Topo

Alicia Klein

OPINIÃO

Texto em que o autor apresenta e defende suas ideias e opiniões, a partir da interpretação de fatos e dados.

Racismo em legítima defesa no Mineirão: decisão absurda valida um crime

29/07/2022 18h10

Receba os novos posts desta coluna no seu e-mail

Email inválido

Nesta semana, o Tribunal de Justiça de Minas Gerais absolveu Adrierre e Natan Siqueira Silva, acusados de chamar um segurança negro de "macaco", no Mineirão, em novembro de 2019. Os irmãos também teriam dito, de forma pejorativa, "olha a sua cor". Para os três desembargadores que assinaram a decisão, a vítima teria contribuído para a "justificável ira" dos réus.

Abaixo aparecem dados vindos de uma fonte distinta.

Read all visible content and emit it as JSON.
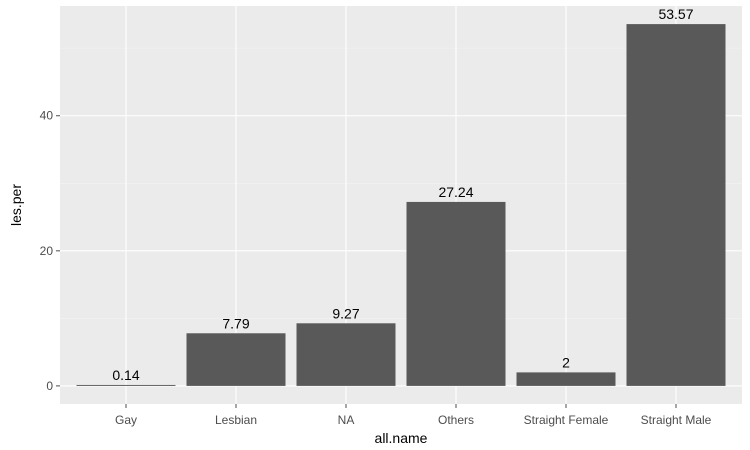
{
  "chart_data": {
    "type": "bar",
    "categories": [
      "Gay",
      "Lesbian",
      "NA",
      "Others",
      "Straight Female",
      "Straight Male"
    ],
    "values": [
      0.14,
      7.79,
      9.27,
      27.24,
      2,
      53.57
    ],
    "data_labels": [
      "0.14",
      "7.79",
      "9.27",
      "27.24",
      "2",
      "53.57"
    ],
    "xlabel": "all.name",
    "ylabel": "les.per",
    "ylim": [
      -2.68,
      56.25
    ],
    "yticks": [
      0,
      20,
      40
    ],
    "ytick_labels": [
      "0",
      "20",
      "40"
    ],
    "grid": true,
    "colors": {
      "bar": "#595959",
      "panel": "#ebebeb",
      "grid_major": "#ffffff",
      "grid_minor": "#f2f2f2",
      "tick": "#4d4d4d"
    }
  }
}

O caso transitou em julgado. Não cabe recurso.

Confesso que passei o dia tentando processar o que li.

O relator Jayme Silvestre Corrêa Camargo escreveu isso aqui: "Os acusados, a princípio, agiram revoltados, em uma crescente e justificável ira, eis que sob o efeito de gás de pimenta e temendo por sua integridade física, fato este que, em alguma medida, foi provocado pela própria vítima, que insistia em impedir que eles, por evidente necessidade, se dirigissem até um ponto mais seguro do estádio."

Havia um enorme tumulto entre as torcidas de Cruzeiro e Atlético-MG e o segurança teria impedido a passagem de torcedores, entre eles os acusados.

De acordo com a acusação, Adrierre teria então cuspido em Fábio, dito que sua mãe trabalhava na zona e o chamado de "filho da puta", "viado" e o já sabido "olha a sua cor", enquanto Natan o teria xingado de "macaco" por duas vezes. Tudo isso foi filmado e as imagens, periciadas. Racismo, homofobia, misoginia, pacote completo.

Mas sabe o que disse à Folha a advogada dos irmãos, Cristiane Aguiar? "Ele nem é negro, é, no máximo, pardo."

Fábio, o segurança, afirmou estar "mais humilhado agora do que no dia do fato". E nem poderia ser diferente.

O Brasil está oficializando o racismo. O racismo em legítima defesa. O racismo em defesa da honra do racista. O racismo com culpabilização da pessoa negra.

Vocês acham que essas coisas não têm consequência? Que racismo é crime sem vítima? Xingamentos, ofensas, agressões mais leves são só a ponta de um iceberg grotesco em que colidimos todos os dias.

Números não mentem. No Brasil, 78% das pessoas mortas por arma de fogo são negras (quase todos homens). A taxa de letalidade em ações policiais é 2,8 vezes maior para homens negros do que brancos. Quase 80% dos mortos nessas ações são negros.

No Rio de Janeiro, nos últimos 14 meses, ocorreram três das quatro ações mais letais da história da polícia carioca. Estamos falando de 72 mortes em três chacinas.

Não é por acaso. E não é por acaso que estejamos vendo uma escalada nos episódios de injúria racial no futebol. O racismo é aceito, agora até pela Lei, o que incentiva e promove o racismo, não se enganem.

Já usei aqui na coluna uma frase pinçada do revelador podcast República das Milícias, que eu ser pertinente aqui quase todos os dias. "A impunidade é a semente do próximo crime."

Agora precisamos aguentar a impunidade com uma pitada de legitimidade. Uma desgraça.